Merespon SEMA No.07 Tahun 2010: Institusionalisasi Hukum Tahapan Pemilukada
Oleh: Irvan Mawardi *)

[Senin, 31 May 2010]
Medio April 2010 lalu menjadi awal periode kedua pelaksanaan Pemilukada 2010. Mandat konstitusi sesungguhnya hanya menyiratkan bahwa pemilihan kepala daerah dilaksanakan secara demokratis.

Lahirnya Undang-Undang No. 32 Tahun 2004 tentang Pemerintahan Daerah memberikan formulasi jelas tentang demokratisasi dalam pemilihan kepala daerah, yakni dilaksanakan secara langsung. Periode pertama pelaksanaan Pemilukada berlangsung sejak Desember 2004 sampai dengan September 2008 dengan total pelaksanaan kurang lebih 343 Pemilukada dengan rincian pada tahun 2005 telah berlangsung Pilkada di 207 Kab/Kota dan 7 provinsi, pada tahun 2006 terlaksana Pilkada di 70 kabupaten/kota dan 7 provinsi, pada tahun 2007 berlangsung Pilkada di 35 kabupaten/kota dan 6 provinsi, sedangkan untuk tahun 2008 telah berlangsung Pilkada di 11 kab/kota (Data Jaringan Pendidikan pemilih untuk rakyat-JPPR). Untuk Pemilukada pada 2010 ini, berdasarkan data Kementerian Dalam Negeri, akan digelar sebanyak 244 pemilihan umum kepala daerah (pemilukada) mulai dari pemilihan gubernur dan wakil gubernur, bupati dan wakil bupati, serta walikota serta wakil walikota.

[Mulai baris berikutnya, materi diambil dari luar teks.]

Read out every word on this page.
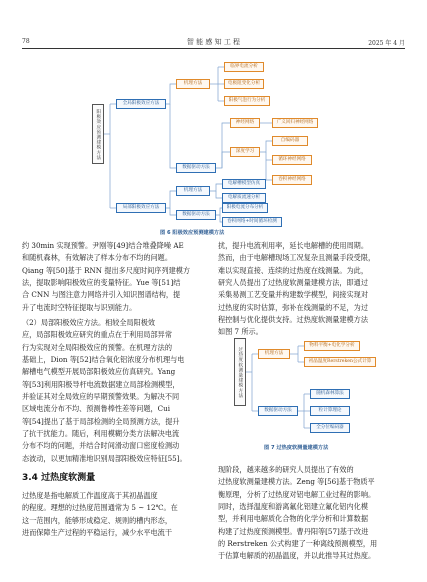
78	智 能 感 知 工 程	2025 年 4 月
阳极效应预测建模方法
全局阳极效应方法
机理方法
临界电流分析
电极阻变化分析
阳极气泡行为分析
数据驱动方法
神经网络	广义回归神经网络
深度学习
自编码器
循环神经网络
卷积神经网络
局部阳极效应方法
机理方法
电解槽模型仿真
电解质流速分析
数据驱动方法
阳极电流分布分析
卷积网络+时间循环检测
图 6 阳极效应预测建模方法
约 30min 实现预警。尹刚等[49]结合堆叠降噪 AE
和随机森林，有效解决了样本分布不均的问题。
Qiang 等[50]基于 RNN 提出多尺度时间序列建模方
法，提取影响阳极效应的变量特征。Yue 等[51]结
合 CNN 与图注意力网络并引入知识图谱结构，提
升了电流时空特征提取与识别能力。
（2）局部阳极效应方法。相较全局阳极效
应，局部阳极效应研究的重点在于利用局部异常
行为实现对全局阳极效应的预警。在机理方法的
基础上，Dion 等[52]结合氧化铝浓度分布机理与电
解槽电气模型开展局部阳极效应仿真研究。Yang
等[53]利用阳极导杆电流数据建立局部检测模型，
并验证其对全局效应的早期预警效果。为解决不同
区域电流分布不均、预测鲁棒性差等问题，Cui
等[54]提出了基于局部检测的全局预测方法，提升
了抗干扰能力。随后，利用模糊分类方法解决电流
分布不均的问题，并结合时间滑动窗口密度检测动
态波动，以更加精准地识别局部阳极效应特征[55]。
3.4 过热度软测量
过热度是指电解质工作温度高于其初晶温度
的程度。理想的过热度范围通常为 5 ~ 12℃。在
这一范围内，能够形成稳定、规则的槽内形态，
进而保障生产过程的平稳运行，减少水平电流干
扰，提升电流利用率，延长电解槽的使用周期。
然而，由于电解槽现场工况复杂且测量手段受限，
难以实现直接、连续的过热度在线测量。为此，
研究人员提出了过热度软测量建模方法，即通过
采集易测工艺变量并构建数学模型，间接实现对
过热度的实时估算，弥补在线测量的不足，为过
程控制与优化提供支持。过热度软测量建模方法
如图 7 所示。
过热度软测量建模方法	机理方法
物料平衡+电化学分析
初晶温度Rerstreken公式计算
数据驱动方法
随机森林算法
粒计算理论
全分位编码器
图 7 过热度软测量建模方法
现阶段，越来越多的研究人员提出了有效的
过热度软测量建模方法。Zeng 等[56]基于物质平
衡原理，分析了过热度对铝电解工业过程的影响。
同时，选择温度和游离氟化铝建立氟化铝内化模
型，并利用电解质化合物的化学分析和计算数据
构建了过热度预测模型。曹丹阳等[57]基于改进
的 Rerstreken 公式构建了一种离线预测模型，用
于估算电解质的初晶温度，并以此推导其过热度。
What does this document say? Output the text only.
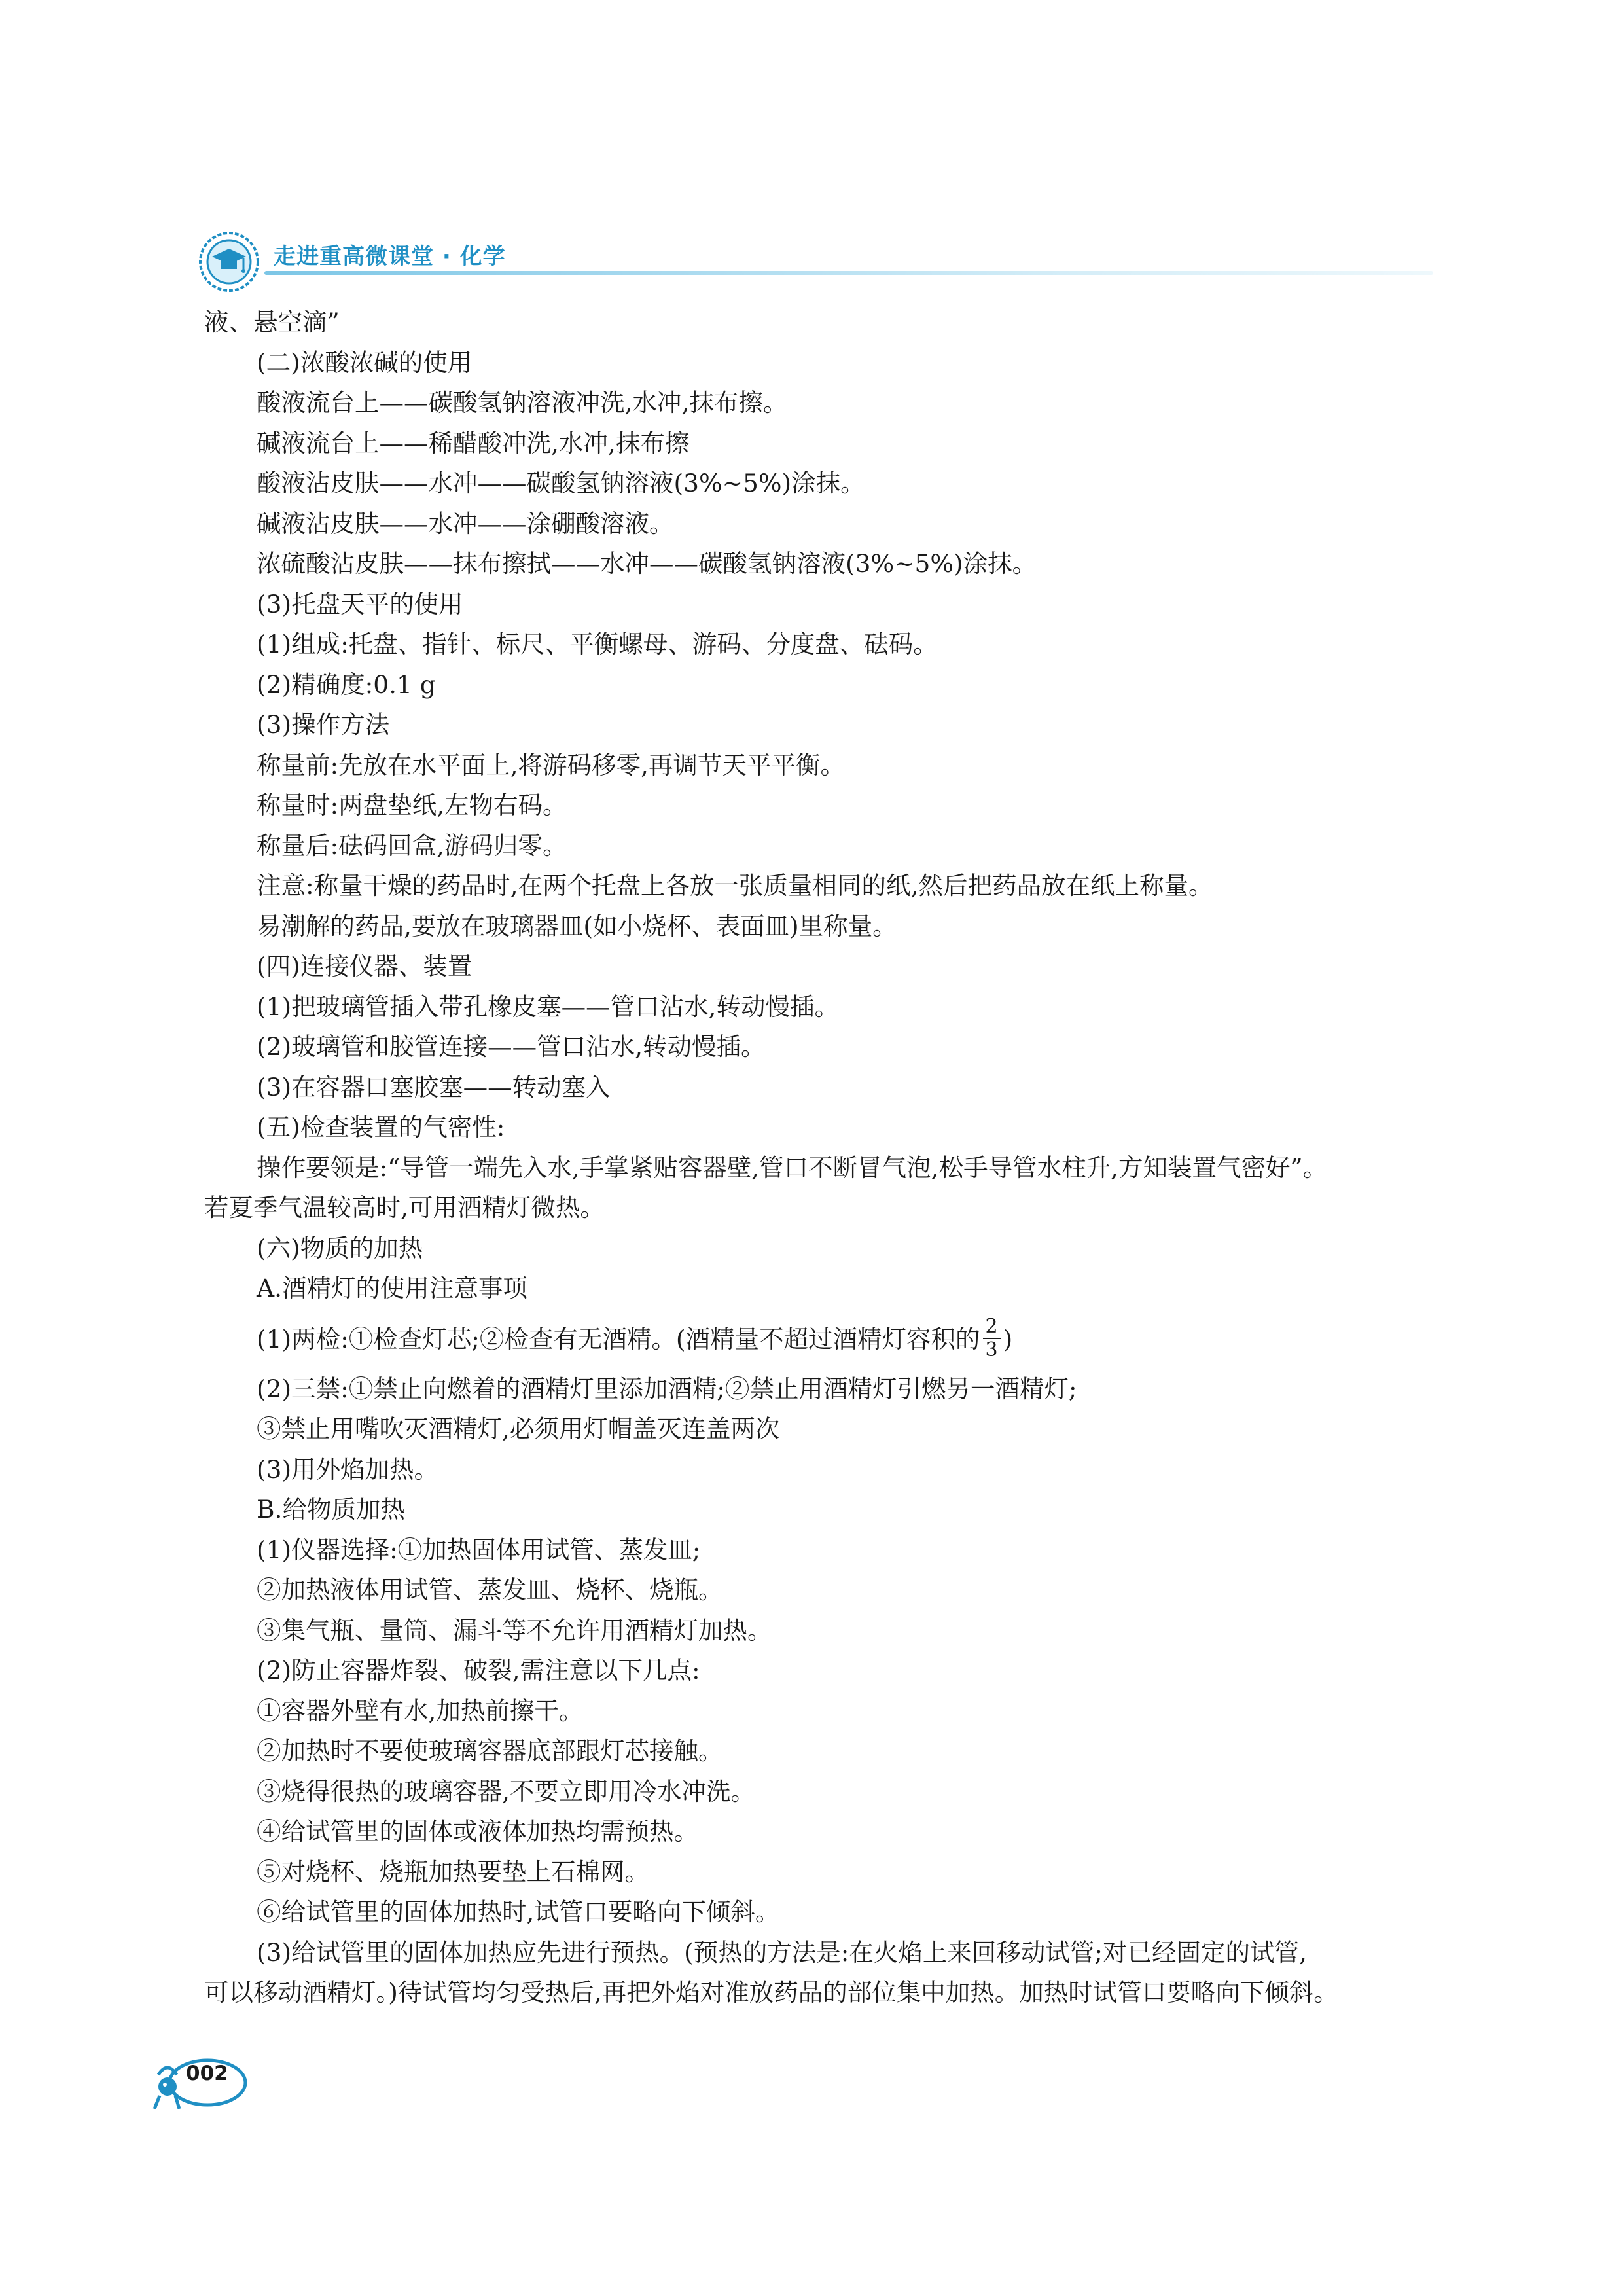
走进重高微课堂 · 化学
液、悬空滴”
(二)浓酸浓碱的使用
酸液流台上——碳酸氢钠溶液冲洗,水冲,抹布擦。
碱液流台上——稀醋酸冲洗,水冲,抹布擦
酸液沾皮肤——水冲——碳酸氢钠溶液(3%~5%)涂抹。
碱液沾皮肤——水冲——涂硼酸溶液。
浓硫酸沾皮肤——抹布擦拭——水冲——碳酸氢钠溶液(3%~5%)涂抹。
(3)托盘天平的使用
(1)组成:托盘、指针、标尺、平衡螺母、游码、分度盘、砝码。
(2)精确度:0.1 g
(3)操作方法
称量前:先放在水平面上,将游码移零,再调节天平平衡。
称量时:两盘垫纸,左物右码。
称量后:砝码回盒,游码归零。
注意:称量干燥的药品时,在两个托盘上各放一张质量相同的纸,然后把药品放在纸上称量。
易潮解的药品,要放在玻璃器皿(如小烧杯、表面皿)里称量。
(四)连接仪器、装置
(1)把玻璃管插入带孔橡皮塞——管口沾水,转动慢插。
(2)玻璃管和胶管连接——管口沾水,转动慢插。
(3)在容器口塞胶塞——转动塞入
(五)检查装置的气密性:
操作要领是:“导管一端先入水,手掌紧贴容器壁,管口不断冒气泡,松手导管水柱升,方知装置气密好”。
若夏季气温较高时,可用酒精灯微热。
(六)物质的加热
A.酒精灯的使用注意事项
(1)两检:①检查灯芯;②检查有无酒精。(酒精量不超过酒精灯容积的 $\frac{2}{3}$ )
(2)三禁:①禁止向燃着的酒精灯里添加酒精;②禁止用酒精灯引燃另一酒精灯;
③禁止用嘴吹灭酒精灯,必须用灯帽盖灭连盖两次
(3)用外焰加热。
B.给物质加热
(1)仪器选择:①加热固体用试管、蒸发皿;
②加热液体用试管、蒸发皿、烧杯、烧瓶。
③集气瓶、量筒、漏斗等不允许用酒精灯加热。
(2)防止容器炸裂、破裂,需注意以下几点:
①容器外壁有水,加热前擦干。
②加热时不要使玻璃容器底部跟灯芯接触。
③烧得很热的玻璃容器,不要立即用冷水冲洗。
④给试管里的固体或液体加热均需预热。
⑤对烧杯、烧瓶加热要垫上石棉网。
⑥给试管里的固体加热时,试管口要略向下倾斜。
(3)给试管里的固体加热应先进行预热。(预热的方法是:在火焰上来回移动试管;对已经固定的试管,
可以移动酒精灯。)待试管均匀受热后,再把外焰对准放药品的部位集中加热。加热时试管口要略向下倾斜。
002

Menjelang pelaksanaan periode Pemilukada periode kedua, tahun 2010 ini, banyak pihak yang mendorong agar pelaksanaan Pemilukada ditunda sambil menunggu hasil evaluasi pelaksanaaan pilkada 2005 oleh Depdagri dan KPU. Evaluasi Pemilukada 2005-2008 sangat penting untuk mendapatkan rekomendasi serta refleksi atas kekurangan dan kelemahan yang berlangsung selama periode tersebut.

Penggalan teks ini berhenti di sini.